REPUBLIKA.CO.ID, JAKARTA -- Dapat disimpulkan bahwa keadaan geopolitik Arab pada masa datangnya risalah Alquran adalah diapit dua adidaya, yakni Romawi yang berkiblat pada Nasrani dan Persia yang Majusi.
Romawi memiliki sekutu terdekat Arab, yakni Kerajaan Najasyi. Sementara itu, sekutu terdekatnya Persia adalah Yaman.
Dalam kondisi demikian, jejak-jejak ajaran Nabi Ibrahim dan prinsip agama yang hanif kurang menonjol karena tidak memegang kendali seutuhnya atas pengurusan Ka'bah. Penguasa Makkah justru condong pada paganisme.
Alhasil, Baitullah itu dijejali banyak berhala dan syariat haji sama sekali melenceng dari ketentuan yang digariskan sejak Nabi Ibrahim AS. Sebagai contoh, pada masa jahiliyah itu, orang-orang musyrik melakukan tawaf dengan bersorak-sorai dan bahkan dalam keadaan telanjang.
Meskipun risalah Alquran belum tiba (bahkan Nabi Muhammad SAW belum lahir), banyak sosok yang setia pada ajaran tauhid Nabi Ibrahim AS.
Di antara mereka adalah Qus bin Saidah al-Iyadi, As'ad Abu Karib al-Himyari, Ubaid bin al- Abrash al-Asadi, dan Kaab bin Luay bin Ghalib al-Quraisy--salah seorang kakek Rasulullah SAW. Mereka dan para pengikutnya menjalankan syariat Nabi Ibrahim AS.
Misalnya adalah berhaji dengan semestinya ke Baitullah, mandi ketika junub, berkhitan, dan berkurban hanya untuk Allah SWT. Mereka tidak mau memakan daging kurban yang diperuntukkan berhala.
Mereka juga gemar bersunyi diri (iktikaf) biasanya di gua-gua untuk menemukan kedamaian; menganggap haram memakan darah, daging babi, dan bangkai; serta melarang menguburkan anak perempuan (atau siapa pun) hidup-hidup.
Banyak di antara para pengikut tauhid millah Ibrahim yang bisa membaca dan menulis. Bahkan, ada pula yang pakar kitabullah (ahlul kitab), walaupun tidak sampai memeluk Yahudi atau Nasrani, karena dinilainya kurang mampu melegakan dahaga batin mereka yang meyakini tauhid murni.

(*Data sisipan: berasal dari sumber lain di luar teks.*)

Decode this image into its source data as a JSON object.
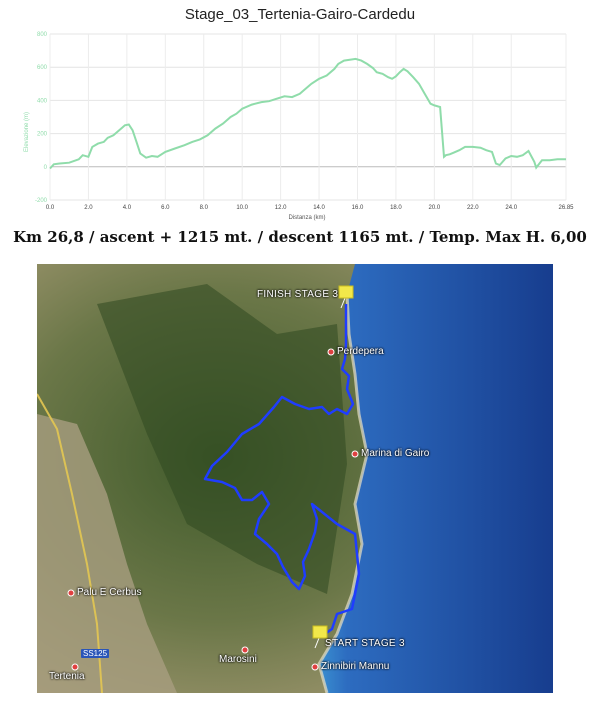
{
  "title": "Stage_03_Tertenia-Gairo-Cardedu",
  "stats_line": "Km 26,8 / ascent + 1215 mt. / descent 1165 mt. / Temp. Max  H. 6,00",
  "chart_data": {
    "type": "area",
    "xlabel": "Distanza (km)",
    "ylabel": "Elevazione (m)",
    "xlim": [
      0,
      26.85
    ],
    "ylim": [
      -200,
      800
    ],
    "x_ticks": [
      "0.0",
      "2.0",
      "4.0",
      "6.0",
      "8.0",
      "10.0",
      "12.0",
      "14.0",
      "16.0",
      "18.0",
      "20.0",
      "22.0",
      "24.0",
      "26.85"
    ],
    "x_tick_values": [
      0,
      2,
      4,
      6,
      8,
      10,
      12,
      14,
      16,
      18,
      20,
      22,
      24,
      26.85
    ],
    "y_ticks": [
      "-200",
      "0",
      "200",
      "400",
      "600",
      "800"
    ],
    "y_tick_values": [
      -200,
      0,
      200,
      400,
      600,
      800
    ],
    "grid": true,
    "line_color": "#8fdcaa",
    "x": [
      0,
      0.2,
      0.5,
      1.0,
      1.5,
      1.7,
      2.0,
      2.2,
      2.5,
      2.8,
      3.0,
      3.3,
      3.6,
      3.9,
      4.1,
      4.3,
      4.5,
      4.7,
      5.0,
      5.3,
      5.6,
      6.0,
      6.5,
      7.0,
      7.4,
      7.8,
      8.2,
      8.6,
      9.0,
      9.4,
      9.7,
      10.0,
      10.5,
      11.0,
      11.4,
      11.8,
      12.2,
      12.6,
      13.0,
      13.2,
      13.6,
      14.0,
      14.4,
      14.8,
      15.0,
      15.3,
      15.6,
      15.9,
      16.2,
      16.5,
      16.8,
      17.0,
      17.3,
      17.6,
      17.8,
      18.0,
      18.2,
      18.4,
      18.6,
      18.9,
      19.2,
      19.5,
      19.8,
      20.0,
      20.3,
      20.5,
      20.6,
      20.8,
      21.0,
      21.3,
      21.6,
      22.0,
      22.4,
      22.7,
      23.0,
      23.2,
      23.4,
      23.7,
      24.0,
      24.3,
      24.6,
      24.9,
      25.2,
      25.3,
      25.6,
      26.0,
      26.4,
      26.85
    ],
    "y": [
      -10,
      15,
      20,
      25,
      45,
      70,
      60,
      120,
      140,
      150,
      175,
      190,
      220,
      250,
      255,
      220,
      150,
      80,
      55,
      65,
      60,
      90,
      110,
      130,
      150,
      165,
      190,
      230,
      260,
      300,
      320,
      350,
      375,
      390,
      395,
      410,
      425,
      420,
      440,
      460,
      500,
      530,
      550,
      590,
      620,
      640,
      645,
      650,
      640,
      620,
      595,
      570,
      560,
      540,
      530,
      545,
      570,
      590,
      575,
      540,
      500,
      440,
      380,
      370,
      360,
      60,
      70,
      75,
      85,
      100,
      120,
      120,
      115,
      100,
      90,
      20,
      10,
      50,
      65,
      60,
      70,
      95,
      30,
      -5,
      40,
      40,
      45,
      45
    ]
  },
  "map": {
    "labels": {
      "finish": "FINISH STAGE 3",
      "perdepera": "Perdepera",
      "marina": "Marina di Gairo",
      "palu": "Palu E Cerbus",
      "start": "START STAGE 3",
      "marosini": "Marosini",
      "zinnibiri": "Zinnibiri Mannu",
      "tertenia": "Tertenia",
      "road": "SS125"
    },
    "route_color": "#1f3dff",
    "pin_color": "#f2e84a",
    "sea_color": "#1f4ea8",
    "land_color": "#5a6a3a"
  }
}
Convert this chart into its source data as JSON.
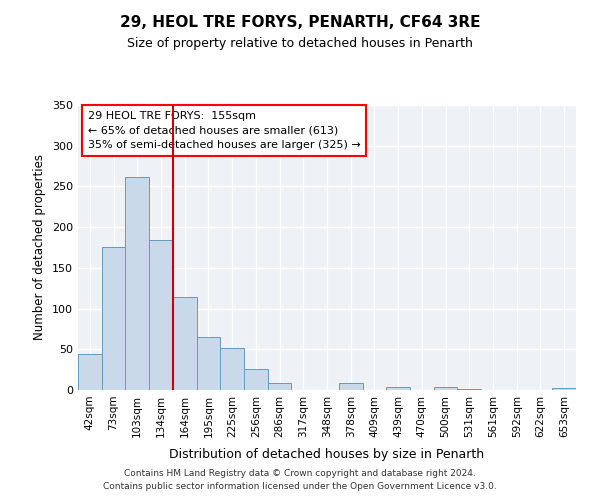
{
  "title": "29, HEOL TRE FORYS, PENARTH, CF64 3RE",
  "subtitle": "Size of property relative to detached houses in Penarth",
  "xlabel": "Distribution of detached houses by size in Penarth",
  "ylabel": "Number of detached properties",
  "bar_labels": [
    "42sqm",
    "73sqm",
    "103sqm",
    "134sqm",
    "164sqm",
    "195sqm",
    "225sqm",
    "256sqm",
    "286sqm",
    "317sqm",
    "348sqm",
    "378sqm",
    "409sqm",
    "439sqm",
    "470sqm",
    "500sqm",
    "531sqm",
    "561sqm",
    "592sqm",
    "622sqm",
    "653sqm"
  ],
  "bar_values": [
    44,
    176,
    262,
    184,
    114,
    65,
    52,
    26,
    8,
    0,
    0,
    9,
    0,
    4,
    0,
    4,
    1,
    0,
    0,
    0,
    3
  ],
  "bar_color": "#c9d9ea",
  "bar_edge_color": "#6699bb",
  "vline_color": "#cc0000",
  "vline_bar_index": 4,
  "ylim": [
    0,
    350
  ],
  "yticks": [
    0,
    50,
    100,
    150,
    200,
    250,
    300,
    350
  ],
  "annotation_title": "29 HEOL TRE FORYS:  155sqm",
  "annotation_line1": "← 65% of detached houses are smaller (613)",
  "annotation_line2": "35% of semi-detached houses are larger (325) →",
  "footnote1": "Contains HM Land Registry data © Crown copyright and database right 2024.",
  "footnote2": "Contains public sector information licensed under the Open Government Licence v3.0.",
  "background_color": "#eef2f7",
  "fig_width": 6.0,
  "fig_height": 5.0,
  "dpi": 100
}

Kelak, Alquran sendiri menegaskan bahwa Nabi Ibrahim AS bukanlah dari golongan Yahudi maupun Nasrani. Lihat, misalnya, surah Ali Imran ayat ke-65 hingga 68.
Allah SWT melalui firman-Nya itu menyangkal klaim-klaim tak mendasar dari pemuka Yahudi dan Nasrani yang ingin agar sang Khalilullah itu diakui sebagai bagian dari kubu masing-masing. Menurut tafsir Ibnu Katsir, dalam ayat tersebut seakan-akan Allah SWT menyindir dua kaum tersebut: "Bagaimana mungkin Ibrahim memeluk agama kalian, sedangkan syariat yang diberlakukan kepada kalian terpaut jangka waktu yang sangat panjang setelah Ibrahim?"
Maka dari itu, jelaslah bahwa Nabi Ibrahim AS berada di jalan yang lurus, yakni tauhid dengan semurnimurninya keyakinan bahwa hanya Allah yang pantas disembah, tidak ada sekutu bagi-Nya.